“My father led me to the Lord when I was seven years old,” says Major Woody Hale, who was born into a Salvation Army family in Botwood, N.L. His father served as the secretary of league of mercy outreach ministry for 25 years, and his mother was a committed Christian and faithful soldier.
“When I was a kid, I would get up behind the bookcase and preach about David, little did I know about him,” he says.
Woody always knew he would become a Salvation Army officer. When he was 18, he applied to training college in Toronto, and was commissioned by Commissioner Wycliffe Booth at Massey Hall in June 1963 as part of the Servants of Christ Session.
It was at training college that Woody met his wife, Major Sharon, who was a year behind him in the Heroes of the Faith Session—a name that inspired the title of his memoir, When a Servant Marries a Hero. In it, he recounts his life with Sharon and their 60 years of service as Salvation Army officers sharing in God’s calling. But since Sharon was diagnosed with Alzheimer’s in 2017, the Hales have faced a new journey of faith together.
“I could talk for a long time about Sharon,” says Woody. “She was a talented, creative, committed lady. She made me look good, better than I was, so many times.
I was so blessed to have her in my life—still blessed. I see her every day now, but it’s not quite the same when you cannot communicate.”
Together in the Holy Land
Woody and Sharon were married in Alberta and assumed their first appointment in Weyburn, Sask. During their time as active officers, they were appointed to ministries in the Canada and Bermuda Territory and internationally.
“Every appointment was a favourite,” Woody recalls fondly. “Certainly, the opening of Mississauga Temple, Ont., buying the land and cutting down apple trees. Sharon and I were the first officers there.”

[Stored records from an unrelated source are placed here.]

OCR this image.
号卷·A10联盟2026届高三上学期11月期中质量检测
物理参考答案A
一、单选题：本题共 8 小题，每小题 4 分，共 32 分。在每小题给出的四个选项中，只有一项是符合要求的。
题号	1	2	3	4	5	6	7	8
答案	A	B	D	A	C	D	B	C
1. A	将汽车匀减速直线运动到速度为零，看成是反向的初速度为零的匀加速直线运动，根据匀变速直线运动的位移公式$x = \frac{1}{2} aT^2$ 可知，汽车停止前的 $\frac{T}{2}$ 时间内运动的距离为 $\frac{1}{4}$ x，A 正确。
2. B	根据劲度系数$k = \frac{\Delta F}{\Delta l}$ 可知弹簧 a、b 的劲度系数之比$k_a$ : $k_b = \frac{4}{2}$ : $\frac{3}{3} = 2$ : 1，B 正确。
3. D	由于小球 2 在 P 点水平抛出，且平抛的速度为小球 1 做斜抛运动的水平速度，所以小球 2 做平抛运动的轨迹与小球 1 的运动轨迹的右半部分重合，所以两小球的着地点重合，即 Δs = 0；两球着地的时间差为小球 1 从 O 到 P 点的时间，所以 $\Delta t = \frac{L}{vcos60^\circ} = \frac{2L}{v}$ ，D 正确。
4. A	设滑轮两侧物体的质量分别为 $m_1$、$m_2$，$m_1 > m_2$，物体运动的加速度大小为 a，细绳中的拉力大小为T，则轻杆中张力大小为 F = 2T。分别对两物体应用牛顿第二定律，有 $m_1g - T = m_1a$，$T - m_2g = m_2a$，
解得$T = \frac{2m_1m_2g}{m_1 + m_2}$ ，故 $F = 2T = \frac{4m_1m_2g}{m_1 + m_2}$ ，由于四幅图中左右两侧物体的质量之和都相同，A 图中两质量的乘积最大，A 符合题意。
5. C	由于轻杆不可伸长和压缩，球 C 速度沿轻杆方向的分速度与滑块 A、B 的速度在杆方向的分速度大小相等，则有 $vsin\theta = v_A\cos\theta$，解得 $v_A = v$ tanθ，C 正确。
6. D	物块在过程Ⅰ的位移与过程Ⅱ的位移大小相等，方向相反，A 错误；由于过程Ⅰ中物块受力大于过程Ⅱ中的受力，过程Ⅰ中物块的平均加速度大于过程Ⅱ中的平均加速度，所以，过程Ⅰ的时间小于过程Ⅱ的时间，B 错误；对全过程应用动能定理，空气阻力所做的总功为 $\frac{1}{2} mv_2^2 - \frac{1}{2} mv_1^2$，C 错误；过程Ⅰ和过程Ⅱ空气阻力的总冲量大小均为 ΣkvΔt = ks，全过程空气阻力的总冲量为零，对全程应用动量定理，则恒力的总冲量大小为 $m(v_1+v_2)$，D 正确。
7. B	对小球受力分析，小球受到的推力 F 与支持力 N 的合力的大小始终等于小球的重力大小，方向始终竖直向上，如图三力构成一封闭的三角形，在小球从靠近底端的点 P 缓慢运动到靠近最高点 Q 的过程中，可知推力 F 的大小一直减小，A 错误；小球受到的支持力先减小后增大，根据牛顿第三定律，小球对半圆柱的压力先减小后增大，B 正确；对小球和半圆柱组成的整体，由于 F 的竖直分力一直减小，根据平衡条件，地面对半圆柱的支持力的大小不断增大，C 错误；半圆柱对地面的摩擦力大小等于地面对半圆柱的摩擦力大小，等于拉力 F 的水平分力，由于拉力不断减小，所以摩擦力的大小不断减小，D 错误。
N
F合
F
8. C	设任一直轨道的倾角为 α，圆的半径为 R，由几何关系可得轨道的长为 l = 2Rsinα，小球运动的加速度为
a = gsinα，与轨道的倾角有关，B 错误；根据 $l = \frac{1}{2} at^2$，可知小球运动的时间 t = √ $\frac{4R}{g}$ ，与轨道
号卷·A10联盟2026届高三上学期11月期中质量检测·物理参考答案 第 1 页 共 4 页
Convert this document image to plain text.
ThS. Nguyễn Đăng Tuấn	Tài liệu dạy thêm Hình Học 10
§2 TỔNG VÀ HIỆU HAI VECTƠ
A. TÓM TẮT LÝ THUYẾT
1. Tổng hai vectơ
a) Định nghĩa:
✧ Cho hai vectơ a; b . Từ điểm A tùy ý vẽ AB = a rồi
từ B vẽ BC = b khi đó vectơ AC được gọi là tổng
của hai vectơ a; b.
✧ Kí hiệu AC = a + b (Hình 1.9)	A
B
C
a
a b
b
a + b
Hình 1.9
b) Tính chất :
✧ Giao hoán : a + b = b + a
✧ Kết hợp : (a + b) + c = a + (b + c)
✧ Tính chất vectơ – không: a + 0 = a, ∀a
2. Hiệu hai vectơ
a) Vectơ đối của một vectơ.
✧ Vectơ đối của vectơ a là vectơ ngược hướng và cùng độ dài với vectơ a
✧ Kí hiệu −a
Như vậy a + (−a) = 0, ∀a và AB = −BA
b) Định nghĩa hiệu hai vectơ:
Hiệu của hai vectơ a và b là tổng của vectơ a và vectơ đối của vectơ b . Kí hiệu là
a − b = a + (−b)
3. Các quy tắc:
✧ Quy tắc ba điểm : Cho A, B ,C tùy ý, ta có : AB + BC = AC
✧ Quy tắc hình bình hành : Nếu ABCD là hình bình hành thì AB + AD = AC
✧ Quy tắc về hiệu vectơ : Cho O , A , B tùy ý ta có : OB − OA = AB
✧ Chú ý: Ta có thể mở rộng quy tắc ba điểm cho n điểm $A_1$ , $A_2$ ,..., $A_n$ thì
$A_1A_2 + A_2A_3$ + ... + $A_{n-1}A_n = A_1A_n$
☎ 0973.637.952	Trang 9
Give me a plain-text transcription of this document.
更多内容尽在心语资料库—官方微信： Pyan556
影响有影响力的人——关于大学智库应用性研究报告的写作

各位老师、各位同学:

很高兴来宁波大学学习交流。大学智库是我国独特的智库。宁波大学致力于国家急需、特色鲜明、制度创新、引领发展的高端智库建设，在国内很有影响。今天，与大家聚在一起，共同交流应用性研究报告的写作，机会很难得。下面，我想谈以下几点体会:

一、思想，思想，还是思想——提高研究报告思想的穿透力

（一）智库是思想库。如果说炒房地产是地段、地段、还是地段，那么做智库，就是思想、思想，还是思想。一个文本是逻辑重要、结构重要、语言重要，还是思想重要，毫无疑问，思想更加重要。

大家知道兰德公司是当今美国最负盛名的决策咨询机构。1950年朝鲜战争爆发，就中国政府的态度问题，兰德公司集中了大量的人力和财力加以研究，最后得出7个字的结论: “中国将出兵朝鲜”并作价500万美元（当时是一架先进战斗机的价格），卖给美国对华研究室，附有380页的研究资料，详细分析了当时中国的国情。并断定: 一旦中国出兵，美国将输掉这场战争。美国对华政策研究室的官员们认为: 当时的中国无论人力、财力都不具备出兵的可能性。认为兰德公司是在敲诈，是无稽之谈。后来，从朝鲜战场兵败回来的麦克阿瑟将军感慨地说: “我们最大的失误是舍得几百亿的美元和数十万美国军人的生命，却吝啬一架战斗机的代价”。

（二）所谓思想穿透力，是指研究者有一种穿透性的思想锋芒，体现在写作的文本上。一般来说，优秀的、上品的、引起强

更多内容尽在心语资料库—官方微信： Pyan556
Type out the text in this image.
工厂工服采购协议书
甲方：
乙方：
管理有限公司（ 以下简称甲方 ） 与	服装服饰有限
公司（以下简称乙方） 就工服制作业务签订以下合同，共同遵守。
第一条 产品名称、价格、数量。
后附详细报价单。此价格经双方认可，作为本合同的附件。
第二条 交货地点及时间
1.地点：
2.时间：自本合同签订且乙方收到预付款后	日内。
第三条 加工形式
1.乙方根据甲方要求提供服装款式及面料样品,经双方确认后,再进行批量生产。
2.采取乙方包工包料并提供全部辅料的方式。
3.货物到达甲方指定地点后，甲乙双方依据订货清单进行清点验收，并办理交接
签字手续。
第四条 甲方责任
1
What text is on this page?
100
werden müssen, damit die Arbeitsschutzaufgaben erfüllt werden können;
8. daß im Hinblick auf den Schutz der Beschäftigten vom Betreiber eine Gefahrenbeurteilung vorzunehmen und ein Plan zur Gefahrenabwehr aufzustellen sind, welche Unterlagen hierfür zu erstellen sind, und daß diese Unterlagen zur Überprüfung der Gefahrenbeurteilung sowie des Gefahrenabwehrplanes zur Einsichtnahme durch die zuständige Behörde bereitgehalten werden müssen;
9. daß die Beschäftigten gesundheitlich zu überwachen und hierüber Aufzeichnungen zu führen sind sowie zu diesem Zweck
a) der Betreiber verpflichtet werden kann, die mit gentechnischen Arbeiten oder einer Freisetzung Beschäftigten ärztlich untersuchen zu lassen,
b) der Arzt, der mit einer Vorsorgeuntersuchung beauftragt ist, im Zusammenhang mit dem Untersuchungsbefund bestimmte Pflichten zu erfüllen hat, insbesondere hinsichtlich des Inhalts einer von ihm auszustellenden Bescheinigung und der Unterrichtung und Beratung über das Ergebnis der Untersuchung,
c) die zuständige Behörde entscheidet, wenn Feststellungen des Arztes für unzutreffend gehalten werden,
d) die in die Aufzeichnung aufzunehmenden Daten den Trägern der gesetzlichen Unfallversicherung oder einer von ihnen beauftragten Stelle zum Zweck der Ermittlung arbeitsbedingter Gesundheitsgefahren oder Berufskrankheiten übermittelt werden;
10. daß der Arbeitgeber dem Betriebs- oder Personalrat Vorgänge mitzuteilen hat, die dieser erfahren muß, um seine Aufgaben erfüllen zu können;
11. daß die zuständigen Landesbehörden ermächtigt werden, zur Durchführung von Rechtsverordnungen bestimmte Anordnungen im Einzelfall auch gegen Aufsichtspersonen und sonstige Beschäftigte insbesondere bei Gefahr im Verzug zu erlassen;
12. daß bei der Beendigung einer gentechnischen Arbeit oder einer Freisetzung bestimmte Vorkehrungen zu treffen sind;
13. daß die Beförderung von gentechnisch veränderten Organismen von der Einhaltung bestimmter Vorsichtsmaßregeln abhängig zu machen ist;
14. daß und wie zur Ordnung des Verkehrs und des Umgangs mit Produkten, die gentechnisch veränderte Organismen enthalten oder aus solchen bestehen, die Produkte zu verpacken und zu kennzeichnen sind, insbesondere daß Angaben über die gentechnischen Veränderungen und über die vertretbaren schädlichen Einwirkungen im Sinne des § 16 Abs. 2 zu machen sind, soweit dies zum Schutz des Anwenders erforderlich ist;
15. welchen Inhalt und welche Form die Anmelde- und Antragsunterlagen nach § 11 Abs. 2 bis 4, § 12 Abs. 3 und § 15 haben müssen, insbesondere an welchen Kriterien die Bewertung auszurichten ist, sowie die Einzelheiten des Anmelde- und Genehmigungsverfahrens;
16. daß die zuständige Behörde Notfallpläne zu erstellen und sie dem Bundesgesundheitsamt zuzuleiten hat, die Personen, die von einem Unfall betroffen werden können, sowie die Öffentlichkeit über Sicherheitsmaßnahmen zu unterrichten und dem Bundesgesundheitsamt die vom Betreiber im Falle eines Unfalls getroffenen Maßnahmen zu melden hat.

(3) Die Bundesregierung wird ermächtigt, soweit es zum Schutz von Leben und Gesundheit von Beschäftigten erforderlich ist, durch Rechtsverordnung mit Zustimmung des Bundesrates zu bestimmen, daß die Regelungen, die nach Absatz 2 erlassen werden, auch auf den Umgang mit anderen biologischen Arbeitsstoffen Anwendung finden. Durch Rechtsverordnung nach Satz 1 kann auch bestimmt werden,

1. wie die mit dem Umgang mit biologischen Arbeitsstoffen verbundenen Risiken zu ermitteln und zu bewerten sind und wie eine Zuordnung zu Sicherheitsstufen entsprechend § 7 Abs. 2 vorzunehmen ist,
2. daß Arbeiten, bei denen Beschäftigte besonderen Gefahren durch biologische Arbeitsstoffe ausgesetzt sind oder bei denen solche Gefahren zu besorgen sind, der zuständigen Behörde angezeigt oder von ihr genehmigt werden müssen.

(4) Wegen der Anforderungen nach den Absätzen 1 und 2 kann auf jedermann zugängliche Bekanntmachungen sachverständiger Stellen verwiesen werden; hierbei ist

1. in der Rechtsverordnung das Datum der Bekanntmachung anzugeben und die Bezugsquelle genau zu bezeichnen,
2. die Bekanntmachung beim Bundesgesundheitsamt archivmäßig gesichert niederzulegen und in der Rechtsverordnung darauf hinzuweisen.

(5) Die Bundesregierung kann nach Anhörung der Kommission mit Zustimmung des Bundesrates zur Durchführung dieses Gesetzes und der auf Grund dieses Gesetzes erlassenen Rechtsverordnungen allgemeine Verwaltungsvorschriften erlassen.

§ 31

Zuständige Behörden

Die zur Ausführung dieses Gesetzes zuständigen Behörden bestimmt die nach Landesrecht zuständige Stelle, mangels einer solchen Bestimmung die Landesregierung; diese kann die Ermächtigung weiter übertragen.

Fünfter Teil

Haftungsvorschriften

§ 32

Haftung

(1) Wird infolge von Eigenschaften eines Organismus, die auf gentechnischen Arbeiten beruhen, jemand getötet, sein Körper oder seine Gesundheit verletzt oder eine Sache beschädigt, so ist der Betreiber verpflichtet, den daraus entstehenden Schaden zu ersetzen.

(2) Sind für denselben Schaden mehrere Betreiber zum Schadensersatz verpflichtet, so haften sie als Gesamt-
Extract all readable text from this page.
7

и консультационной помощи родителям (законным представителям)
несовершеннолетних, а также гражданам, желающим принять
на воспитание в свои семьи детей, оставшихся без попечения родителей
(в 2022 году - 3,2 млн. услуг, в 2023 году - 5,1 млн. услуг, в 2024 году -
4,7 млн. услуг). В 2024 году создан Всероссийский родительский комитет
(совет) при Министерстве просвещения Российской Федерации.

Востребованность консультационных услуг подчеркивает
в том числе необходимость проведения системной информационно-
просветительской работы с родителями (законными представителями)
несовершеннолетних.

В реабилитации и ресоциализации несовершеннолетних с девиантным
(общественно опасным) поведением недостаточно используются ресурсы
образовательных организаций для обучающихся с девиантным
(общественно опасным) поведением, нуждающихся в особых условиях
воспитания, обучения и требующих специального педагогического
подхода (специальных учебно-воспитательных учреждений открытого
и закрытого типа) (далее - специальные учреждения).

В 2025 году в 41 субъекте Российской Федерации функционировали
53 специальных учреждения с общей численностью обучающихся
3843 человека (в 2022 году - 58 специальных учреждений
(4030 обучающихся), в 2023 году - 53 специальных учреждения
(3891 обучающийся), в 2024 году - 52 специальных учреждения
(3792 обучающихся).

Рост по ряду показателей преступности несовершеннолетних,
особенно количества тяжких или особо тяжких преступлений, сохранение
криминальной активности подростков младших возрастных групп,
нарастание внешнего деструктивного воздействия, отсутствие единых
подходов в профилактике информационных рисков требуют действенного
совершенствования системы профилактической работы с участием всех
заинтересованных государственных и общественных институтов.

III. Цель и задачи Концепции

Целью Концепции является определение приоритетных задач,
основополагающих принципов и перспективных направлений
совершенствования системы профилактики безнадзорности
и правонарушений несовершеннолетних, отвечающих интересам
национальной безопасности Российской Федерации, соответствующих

Later, the two spent seven years as divisional youth secretaries in Montreal and Ontario Central, and four years as divisional leaders in the Barbados and St. Lucia area of the Caribbean Territory. After retirement, they settled in Courtice, Ont., but returned to the Caribbean many times for various ministries such as retreats. “You fall in love with a place when you have served there with passion,” says Woody.
Among their significant ministries were 14 trips to Israel, where they led Holy Land tours for close to 400 people and taught the story of Jesus Christ. As part of each tour, the Hales would renew their wedding vows in Cana of Galilee where Jesus performed his first miracle, and they invited other couples to do the same.
“On our last tour, we enrolled two senior soldiers of The Salvation Army out on a boat on the Sea of Galilee,” Woody shares. “We concluded the enrolment by singing, By The Peaceful Shores of Galilee. ‘Follow thou me, he calls again, and I will make you fishers of men; As in the days by Galilee, Jesus is calling you and me.’ “
On each of their tours, Sharon brought her creativity, developing brochures, leading programs and singing The Holy City on the Mount of Olives in Jerusalem. “All these little things that Sharon did endeared her to so many,” says Woody.
Five years ago, Sharon’s family noticed that she was becoming forgetful. Their daughter arranged an appointment with the doctor where they began testing for Alzheimer’s. A second appointment confirmed the diagnosis.
“Immediately, she had her driver’s licence taken away, and it was difficult for her,” says Woody. “But she had a positive attitude. She said, ‘If that’s the way I am, I could do damage to somebody else, I could even do damage to you. The Lord will protect us this way.’ ”
Within two years, Sharon moved into a long-term care facility in Toronto. Now, Sharon cannot communicate the same way she used to—she does not talk or walk. “Sometimes she surprises me. She knows more than we realize,” says Woody. “Once, the chaplain at the centre led a hymn sing. At the end, he asked if there was anyone who would like to sing a favourite tune. Sharon put up her hand and said, ‘Sweet Hour of Prayer.’ The chaplain rushed over to tell me.”
More to Be Thankful For
“At first, the diagnosis impacted me in a negative way,” says Woody. He could not understand why the Lord would permit such a brilliant and creative woman in otherwise good health to have a terrible disease such as Alzheimer’s. “But I saw the way she took it. She thought, If this is what I must do, I will do it with a cheerful heart. I never heard her complain. I’m happy that she sees it that way, and it helped me see it from a more positive perspective.
“I am so fortunate. Sharon was an artist, she painted. She was musically inclined, played the piano and the euphonium. Most of all, she was a strong lover of the Lord,” continues Woody. “It’s sad to see someone so brilliant now unable to sing or clap her hands. But I still love her. She lets me take her hand, and I pray with her each time I visit.”
Now, Woody has moved to the first floor of the long-term care centre where he can be close to Sharon and visit every day. After 58 years of marriage, 60 years of faithful service in The Salvation Army, three children and fond memories, Woody encourages her that there is still plenty to be thankful for. “I can only say that the Lord has still provided. We’re thankful to the Lord. We’re blessed!”